Tuesday, July 28, 2009

Dragging others along for the ride.


When beginning the journey into poly, the mantra is tossed at one constantly: Communicate, communicate, communicate! So there is talking, chatting, conversation, discussion, notes, perhaps even a bit of mime when words fail, all in the attempt to COMMUNICATE. There are differences in processing speed to account for, changes in perspective as experiences shift viewpoints, and even more importantly, the desire of all involved parties to share information in a way that is understood by the others they are in connection with, to contend with.


So what happens when one person isn't as interested in communication as those they are bonded to? Can a good relationship dynamic survive a degree of apathy within the structure?

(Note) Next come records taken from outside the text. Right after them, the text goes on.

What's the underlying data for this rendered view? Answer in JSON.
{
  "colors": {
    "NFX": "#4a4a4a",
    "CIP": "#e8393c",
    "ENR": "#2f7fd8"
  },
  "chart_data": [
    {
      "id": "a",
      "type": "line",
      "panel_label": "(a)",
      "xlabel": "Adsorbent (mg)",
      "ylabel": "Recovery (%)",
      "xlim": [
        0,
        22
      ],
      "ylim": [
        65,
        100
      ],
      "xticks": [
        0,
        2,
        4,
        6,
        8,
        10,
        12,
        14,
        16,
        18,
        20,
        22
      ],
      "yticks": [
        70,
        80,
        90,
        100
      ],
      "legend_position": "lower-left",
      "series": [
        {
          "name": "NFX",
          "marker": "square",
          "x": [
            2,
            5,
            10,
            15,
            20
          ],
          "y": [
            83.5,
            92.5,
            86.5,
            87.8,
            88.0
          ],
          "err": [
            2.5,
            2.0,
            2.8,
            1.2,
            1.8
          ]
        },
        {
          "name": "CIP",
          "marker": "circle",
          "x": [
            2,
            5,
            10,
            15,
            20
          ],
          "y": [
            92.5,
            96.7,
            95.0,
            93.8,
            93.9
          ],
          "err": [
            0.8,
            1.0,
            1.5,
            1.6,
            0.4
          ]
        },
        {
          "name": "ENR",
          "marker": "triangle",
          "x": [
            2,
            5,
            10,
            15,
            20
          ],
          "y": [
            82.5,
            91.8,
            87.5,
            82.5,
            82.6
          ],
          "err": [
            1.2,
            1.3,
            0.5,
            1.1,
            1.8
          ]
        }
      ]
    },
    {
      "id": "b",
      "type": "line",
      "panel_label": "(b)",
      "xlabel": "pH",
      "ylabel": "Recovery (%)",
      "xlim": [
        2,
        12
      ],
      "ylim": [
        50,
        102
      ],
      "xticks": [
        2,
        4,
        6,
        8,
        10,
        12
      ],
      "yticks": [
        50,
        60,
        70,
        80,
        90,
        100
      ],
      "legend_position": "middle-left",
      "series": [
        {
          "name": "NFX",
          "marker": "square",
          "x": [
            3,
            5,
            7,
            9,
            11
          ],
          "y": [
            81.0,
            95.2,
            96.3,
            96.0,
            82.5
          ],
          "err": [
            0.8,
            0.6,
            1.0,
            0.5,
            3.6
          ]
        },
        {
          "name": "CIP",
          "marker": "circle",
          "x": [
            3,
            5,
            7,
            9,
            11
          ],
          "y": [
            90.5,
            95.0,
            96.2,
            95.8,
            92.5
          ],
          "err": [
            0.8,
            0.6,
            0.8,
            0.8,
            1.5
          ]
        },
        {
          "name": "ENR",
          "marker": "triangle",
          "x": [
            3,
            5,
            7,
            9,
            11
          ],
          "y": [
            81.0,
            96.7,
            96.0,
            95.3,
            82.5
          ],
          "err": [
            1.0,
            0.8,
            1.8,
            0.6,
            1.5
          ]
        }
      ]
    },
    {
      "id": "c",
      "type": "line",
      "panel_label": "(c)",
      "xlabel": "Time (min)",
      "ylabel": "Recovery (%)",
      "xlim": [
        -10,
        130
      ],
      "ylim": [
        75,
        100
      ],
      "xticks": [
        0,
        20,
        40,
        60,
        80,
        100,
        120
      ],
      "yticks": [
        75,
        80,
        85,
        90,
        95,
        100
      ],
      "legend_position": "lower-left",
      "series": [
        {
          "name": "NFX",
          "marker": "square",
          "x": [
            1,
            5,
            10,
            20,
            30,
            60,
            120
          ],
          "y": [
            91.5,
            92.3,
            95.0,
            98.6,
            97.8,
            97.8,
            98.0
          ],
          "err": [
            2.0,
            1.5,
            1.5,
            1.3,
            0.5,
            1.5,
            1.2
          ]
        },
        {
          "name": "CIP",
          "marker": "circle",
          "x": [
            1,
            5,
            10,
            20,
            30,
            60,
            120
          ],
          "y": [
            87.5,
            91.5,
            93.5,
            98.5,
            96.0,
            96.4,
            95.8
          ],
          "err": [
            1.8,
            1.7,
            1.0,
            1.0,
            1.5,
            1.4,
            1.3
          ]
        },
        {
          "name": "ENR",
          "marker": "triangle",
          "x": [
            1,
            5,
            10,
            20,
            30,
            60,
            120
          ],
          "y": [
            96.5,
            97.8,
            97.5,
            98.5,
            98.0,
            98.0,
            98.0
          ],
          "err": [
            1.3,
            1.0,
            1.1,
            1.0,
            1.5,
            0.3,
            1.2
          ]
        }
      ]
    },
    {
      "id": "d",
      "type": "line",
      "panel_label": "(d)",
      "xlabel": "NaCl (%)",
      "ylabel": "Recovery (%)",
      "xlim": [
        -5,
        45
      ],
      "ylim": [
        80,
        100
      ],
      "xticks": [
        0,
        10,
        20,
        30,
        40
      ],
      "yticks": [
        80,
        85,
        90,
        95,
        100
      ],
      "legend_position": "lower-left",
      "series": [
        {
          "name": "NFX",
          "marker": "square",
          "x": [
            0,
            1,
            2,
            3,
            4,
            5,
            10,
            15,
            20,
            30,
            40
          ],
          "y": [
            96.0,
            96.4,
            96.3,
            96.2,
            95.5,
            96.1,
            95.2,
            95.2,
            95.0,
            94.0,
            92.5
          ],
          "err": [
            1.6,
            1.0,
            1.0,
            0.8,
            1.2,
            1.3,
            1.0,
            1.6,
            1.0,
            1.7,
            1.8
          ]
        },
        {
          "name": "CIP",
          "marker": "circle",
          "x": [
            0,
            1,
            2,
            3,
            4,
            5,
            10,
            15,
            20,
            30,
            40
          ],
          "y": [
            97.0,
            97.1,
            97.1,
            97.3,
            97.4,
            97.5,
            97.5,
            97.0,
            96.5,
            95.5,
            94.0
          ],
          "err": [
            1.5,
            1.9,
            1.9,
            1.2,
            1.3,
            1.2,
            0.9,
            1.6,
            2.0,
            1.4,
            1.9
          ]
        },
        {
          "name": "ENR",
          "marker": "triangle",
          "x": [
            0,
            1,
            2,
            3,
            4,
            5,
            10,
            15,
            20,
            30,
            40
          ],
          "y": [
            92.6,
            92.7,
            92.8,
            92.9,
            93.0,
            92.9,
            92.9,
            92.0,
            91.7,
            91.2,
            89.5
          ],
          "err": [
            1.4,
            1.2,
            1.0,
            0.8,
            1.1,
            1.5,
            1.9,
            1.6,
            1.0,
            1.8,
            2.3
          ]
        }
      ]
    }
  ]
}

I once saw a large spider making it's way across the floor of our kitchen. It was moving at a very slow pace, and after taking a look, it was apparent why that was. The spider had attached itself to a large dust bunny from underneath the refrigerator, and was forced to drag that weight across the room with each step.


There are numerous examples I've heard over the years I've been exploring poly where the non-communicative partner was able to drag the whole thing either to a screeching halt, or into total ruin. Not so much from the lack of communication, but because of the fatigue on the part of their partner(s) exerting themselves to keep the communication train rolling.

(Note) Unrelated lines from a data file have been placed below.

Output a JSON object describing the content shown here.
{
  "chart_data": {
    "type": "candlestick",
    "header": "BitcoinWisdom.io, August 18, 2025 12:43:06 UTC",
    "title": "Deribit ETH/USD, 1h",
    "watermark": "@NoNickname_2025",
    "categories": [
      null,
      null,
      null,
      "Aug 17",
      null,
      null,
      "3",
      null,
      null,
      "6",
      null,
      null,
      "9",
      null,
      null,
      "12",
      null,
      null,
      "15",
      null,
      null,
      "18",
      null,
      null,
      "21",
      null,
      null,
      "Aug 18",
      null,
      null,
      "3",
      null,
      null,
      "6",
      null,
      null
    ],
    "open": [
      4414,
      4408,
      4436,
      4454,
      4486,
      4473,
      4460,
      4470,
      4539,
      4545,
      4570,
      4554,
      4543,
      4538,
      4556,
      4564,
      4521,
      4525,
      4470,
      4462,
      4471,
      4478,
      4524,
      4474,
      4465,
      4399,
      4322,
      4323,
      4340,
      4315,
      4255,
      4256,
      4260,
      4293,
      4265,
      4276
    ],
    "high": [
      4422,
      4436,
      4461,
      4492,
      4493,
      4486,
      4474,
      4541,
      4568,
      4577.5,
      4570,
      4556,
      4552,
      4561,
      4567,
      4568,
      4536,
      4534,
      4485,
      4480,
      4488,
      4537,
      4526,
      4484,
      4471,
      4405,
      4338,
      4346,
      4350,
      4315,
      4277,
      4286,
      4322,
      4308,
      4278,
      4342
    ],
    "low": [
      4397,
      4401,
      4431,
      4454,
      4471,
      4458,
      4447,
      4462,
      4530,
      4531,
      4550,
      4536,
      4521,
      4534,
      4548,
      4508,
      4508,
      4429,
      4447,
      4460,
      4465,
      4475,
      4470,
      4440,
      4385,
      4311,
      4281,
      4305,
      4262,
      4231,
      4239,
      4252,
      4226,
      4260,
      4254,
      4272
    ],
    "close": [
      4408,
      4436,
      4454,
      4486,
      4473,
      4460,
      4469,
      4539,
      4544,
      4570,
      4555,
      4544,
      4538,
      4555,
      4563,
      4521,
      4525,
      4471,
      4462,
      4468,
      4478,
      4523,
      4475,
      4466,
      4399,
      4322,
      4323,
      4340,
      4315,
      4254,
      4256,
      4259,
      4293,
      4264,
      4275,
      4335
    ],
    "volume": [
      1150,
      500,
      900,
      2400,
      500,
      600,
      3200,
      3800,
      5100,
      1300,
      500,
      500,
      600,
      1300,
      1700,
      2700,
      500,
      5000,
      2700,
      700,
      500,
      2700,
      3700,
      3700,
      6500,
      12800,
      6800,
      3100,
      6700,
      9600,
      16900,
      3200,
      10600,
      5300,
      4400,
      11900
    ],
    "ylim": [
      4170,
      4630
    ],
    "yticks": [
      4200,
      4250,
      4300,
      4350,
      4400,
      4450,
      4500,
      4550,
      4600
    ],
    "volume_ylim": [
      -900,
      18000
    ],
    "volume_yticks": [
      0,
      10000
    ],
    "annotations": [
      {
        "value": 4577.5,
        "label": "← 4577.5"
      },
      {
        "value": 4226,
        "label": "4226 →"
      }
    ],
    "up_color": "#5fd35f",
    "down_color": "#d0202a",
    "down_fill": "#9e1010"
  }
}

It's tough enough being responsible for self-disclosure without expending the energy to delve into another and pull communication out of them. The sheer amount of effort involved in exposing the heart and mind of another is truly boggling. Yet, repeatedly, I see the attempt being made to do so on the part of a well-meaning partner. Never seeing the degree to which they enable the "lazy" communicator to never learn strong skills that will lead them to be a true "partner".

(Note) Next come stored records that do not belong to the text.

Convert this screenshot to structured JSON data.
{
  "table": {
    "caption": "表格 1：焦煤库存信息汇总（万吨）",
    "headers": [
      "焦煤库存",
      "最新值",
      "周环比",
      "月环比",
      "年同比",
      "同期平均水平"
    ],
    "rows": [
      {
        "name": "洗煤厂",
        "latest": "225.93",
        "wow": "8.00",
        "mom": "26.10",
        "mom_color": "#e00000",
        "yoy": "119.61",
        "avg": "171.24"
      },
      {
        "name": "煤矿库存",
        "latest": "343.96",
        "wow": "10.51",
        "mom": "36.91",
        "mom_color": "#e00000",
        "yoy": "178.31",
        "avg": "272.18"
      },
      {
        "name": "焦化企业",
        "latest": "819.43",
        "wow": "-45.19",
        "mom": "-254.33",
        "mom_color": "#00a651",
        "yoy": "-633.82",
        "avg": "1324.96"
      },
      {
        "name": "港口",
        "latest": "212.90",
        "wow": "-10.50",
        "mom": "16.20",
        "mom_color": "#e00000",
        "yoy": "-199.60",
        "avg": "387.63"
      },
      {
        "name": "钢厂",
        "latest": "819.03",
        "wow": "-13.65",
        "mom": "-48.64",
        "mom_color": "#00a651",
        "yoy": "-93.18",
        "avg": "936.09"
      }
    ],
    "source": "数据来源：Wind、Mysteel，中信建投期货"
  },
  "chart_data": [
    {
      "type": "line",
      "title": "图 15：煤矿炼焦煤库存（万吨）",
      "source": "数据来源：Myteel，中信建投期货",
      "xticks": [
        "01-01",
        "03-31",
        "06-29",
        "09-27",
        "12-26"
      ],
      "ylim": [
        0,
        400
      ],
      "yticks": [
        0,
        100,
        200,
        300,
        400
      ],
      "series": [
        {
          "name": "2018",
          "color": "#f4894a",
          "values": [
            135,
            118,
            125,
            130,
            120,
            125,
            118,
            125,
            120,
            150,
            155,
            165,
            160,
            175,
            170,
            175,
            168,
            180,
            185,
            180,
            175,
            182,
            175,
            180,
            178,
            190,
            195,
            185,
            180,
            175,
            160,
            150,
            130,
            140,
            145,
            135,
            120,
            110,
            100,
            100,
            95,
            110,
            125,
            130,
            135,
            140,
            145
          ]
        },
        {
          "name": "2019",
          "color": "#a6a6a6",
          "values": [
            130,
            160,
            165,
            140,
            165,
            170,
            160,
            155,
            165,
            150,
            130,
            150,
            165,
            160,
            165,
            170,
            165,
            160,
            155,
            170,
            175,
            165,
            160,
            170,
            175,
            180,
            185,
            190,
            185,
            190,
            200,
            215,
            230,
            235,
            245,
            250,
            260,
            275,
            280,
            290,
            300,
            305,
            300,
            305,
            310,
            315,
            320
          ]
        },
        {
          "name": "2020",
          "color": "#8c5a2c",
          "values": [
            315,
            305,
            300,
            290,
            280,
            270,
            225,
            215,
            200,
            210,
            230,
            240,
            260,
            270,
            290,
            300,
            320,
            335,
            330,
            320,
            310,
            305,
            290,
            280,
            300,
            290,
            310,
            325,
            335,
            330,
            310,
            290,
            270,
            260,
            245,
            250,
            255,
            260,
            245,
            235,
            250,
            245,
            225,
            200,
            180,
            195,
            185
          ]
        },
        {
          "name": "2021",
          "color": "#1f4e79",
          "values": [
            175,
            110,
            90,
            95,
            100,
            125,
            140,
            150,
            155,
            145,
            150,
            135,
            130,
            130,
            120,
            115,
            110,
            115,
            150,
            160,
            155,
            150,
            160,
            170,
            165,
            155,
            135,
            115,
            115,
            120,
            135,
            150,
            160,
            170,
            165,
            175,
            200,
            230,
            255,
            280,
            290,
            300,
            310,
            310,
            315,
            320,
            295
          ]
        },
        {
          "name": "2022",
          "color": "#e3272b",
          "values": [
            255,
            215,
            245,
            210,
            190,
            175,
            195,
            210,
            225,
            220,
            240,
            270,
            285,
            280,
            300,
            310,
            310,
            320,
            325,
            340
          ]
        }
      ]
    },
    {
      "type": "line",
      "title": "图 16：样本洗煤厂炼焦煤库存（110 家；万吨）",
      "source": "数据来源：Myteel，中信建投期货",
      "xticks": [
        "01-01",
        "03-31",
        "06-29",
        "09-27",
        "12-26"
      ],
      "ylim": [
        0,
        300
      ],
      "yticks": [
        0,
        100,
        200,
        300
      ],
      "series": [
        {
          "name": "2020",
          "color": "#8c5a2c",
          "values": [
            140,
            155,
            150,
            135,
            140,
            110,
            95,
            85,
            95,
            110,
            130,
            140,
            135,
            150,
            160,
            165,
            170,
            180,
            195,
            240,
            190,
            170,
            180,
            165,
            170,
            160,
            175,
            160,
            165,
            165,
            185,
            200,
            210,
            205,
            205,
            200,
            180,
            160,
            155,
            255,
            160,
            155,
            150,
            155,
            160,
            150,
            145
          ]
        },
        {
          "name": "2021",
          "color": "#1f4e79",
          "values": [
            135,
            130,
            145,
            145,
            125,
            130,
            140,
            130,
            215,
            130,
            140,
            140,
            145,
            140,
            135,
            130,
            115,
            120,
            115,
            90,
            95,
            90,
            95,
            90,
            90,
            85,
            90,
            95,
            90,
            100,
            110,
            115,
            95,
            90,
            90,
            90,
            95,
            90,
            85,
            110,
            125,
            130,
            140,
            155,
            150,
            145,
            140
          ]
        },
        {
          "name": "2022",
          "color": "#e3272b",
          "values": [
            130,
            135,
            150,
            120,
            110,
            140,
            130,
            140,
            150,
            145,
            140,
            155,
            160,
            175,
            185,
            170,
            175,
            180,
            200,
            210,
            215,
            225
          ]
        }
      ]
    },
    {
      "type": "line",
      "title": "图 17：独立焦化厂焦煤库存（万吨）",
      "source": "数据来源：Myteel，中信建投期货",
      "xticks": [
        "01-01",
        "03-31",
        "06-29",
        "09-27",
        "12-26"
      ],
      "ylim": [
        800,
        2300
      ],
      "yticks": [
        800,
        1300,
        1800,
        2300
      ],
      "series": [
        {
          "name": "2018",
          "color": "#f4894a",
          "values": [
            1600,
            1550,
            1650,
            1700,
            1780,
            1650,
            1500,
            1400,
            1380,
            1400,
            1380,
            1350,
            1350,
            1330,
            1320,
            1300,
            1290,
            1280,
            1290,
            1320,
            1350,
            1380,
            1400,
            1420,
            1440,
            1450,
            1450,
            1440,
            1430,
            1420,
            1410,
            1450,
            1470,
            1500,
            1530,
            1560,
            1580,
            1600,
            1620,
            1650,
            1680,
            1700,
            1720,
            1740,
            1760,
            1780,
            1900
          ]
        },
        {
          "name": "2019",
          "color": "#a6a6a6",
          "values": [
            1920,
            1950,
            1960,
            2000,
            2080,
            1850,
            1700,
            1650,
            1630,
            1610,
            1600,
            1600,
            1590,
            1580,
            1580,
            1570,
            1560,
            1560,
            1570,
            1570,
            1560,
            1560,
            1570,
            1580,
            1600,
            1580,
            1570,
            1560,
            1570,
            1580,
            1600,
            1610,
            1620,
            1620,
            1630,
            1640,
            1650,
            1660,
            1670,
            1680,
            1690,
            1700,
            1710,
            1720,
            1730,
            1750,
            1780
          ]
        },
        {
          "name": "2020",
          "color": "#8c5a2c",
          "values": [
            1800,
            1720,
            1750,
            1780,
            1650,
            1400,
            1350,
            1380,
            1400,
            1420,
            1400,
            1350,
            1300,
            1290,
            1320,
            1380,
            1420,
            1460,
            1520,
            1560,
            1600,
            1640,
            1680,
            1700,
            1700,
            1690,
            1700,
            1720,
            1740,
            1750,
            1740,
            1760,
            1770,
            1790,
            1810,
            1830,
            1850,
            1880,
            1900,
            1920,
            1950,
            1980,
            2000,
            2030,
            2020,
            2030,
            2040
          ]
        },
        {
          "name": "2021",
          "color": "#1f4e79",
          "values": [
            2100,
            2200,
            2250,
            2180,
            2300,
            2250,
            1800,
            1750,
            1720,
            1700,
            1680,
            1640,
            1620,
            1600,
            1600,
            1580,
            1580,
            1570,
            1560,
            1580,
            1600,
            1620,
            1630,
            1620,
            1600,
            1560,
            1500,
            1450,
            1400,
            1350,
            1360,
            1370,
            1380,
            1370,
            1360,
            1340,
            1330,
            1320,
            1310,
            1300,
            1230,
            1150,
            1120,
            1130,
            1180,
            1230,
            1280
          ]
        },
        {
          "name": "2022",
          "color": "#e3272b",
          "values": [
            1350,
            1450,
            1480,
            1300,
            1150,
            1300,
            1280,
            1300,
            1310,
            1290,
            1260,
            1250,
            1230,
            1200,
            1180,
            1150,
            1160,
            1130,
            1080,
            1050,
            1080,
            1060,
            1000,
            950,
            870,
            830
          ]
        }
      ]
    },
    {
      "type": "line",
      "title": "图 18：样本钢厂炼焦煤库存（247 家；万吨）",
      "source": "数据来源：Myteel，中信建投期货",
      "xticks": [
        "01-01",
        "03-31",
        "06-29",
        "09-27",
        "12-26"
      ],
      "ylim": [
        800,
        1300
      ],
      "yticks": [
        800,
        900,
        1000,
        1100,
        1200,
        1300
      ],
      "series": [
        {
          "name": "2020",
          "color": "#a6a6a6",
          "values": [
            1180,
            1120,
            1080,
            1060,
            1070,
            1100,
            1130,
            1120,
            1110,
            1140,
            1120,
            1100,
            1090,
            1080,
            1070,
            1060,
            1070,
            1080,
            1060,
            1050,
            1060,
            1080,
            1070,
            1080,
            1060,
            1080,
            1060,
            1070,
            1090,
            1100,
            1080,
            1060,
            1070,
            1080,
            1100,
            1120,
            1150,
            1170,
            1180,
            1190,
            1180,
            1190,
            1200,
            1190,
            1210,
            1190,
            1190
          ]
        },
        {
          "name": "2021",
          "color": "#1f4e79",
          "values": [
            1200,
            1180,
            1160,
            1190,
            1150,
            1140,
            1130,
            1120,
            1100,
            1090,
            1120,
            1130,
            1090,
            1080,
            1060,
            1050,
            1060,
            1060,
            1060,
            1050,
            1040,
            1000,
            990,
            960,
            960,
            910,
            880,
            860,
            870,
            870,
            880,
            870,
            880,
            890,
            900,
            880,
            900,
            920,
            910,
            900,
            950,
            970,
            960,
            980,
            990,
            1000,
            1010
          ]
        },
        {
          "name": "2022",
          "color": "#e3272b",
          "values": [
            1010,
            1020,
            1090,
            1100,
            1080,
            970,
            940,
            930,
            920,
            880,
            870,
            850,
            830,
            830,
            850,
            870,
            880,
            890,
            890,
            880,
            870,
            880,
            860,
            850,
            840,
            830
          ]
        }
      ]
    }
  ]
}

Yes, some people are just more private, slower to trust, quiet, shy, damaged in some way, unpracticed, introverted, or whatever reason one would prefer to attach to a lack of drive to communicate. At what point do those things become an excuse? At what point do we cease to accept the excuse and request the effort that we are willing to put forth on our own behalf?


If communication does not come from internal motivation, it will not be sustainable over time. By all means, teach skills, tools, demonstrate by example what you wish to receive, but be wary if you find yourself trying to "open someone up", as it can be a form of passive-aggressive control on the part of the reluctant partner. Certainly not something to reinforce and feed in any relationship.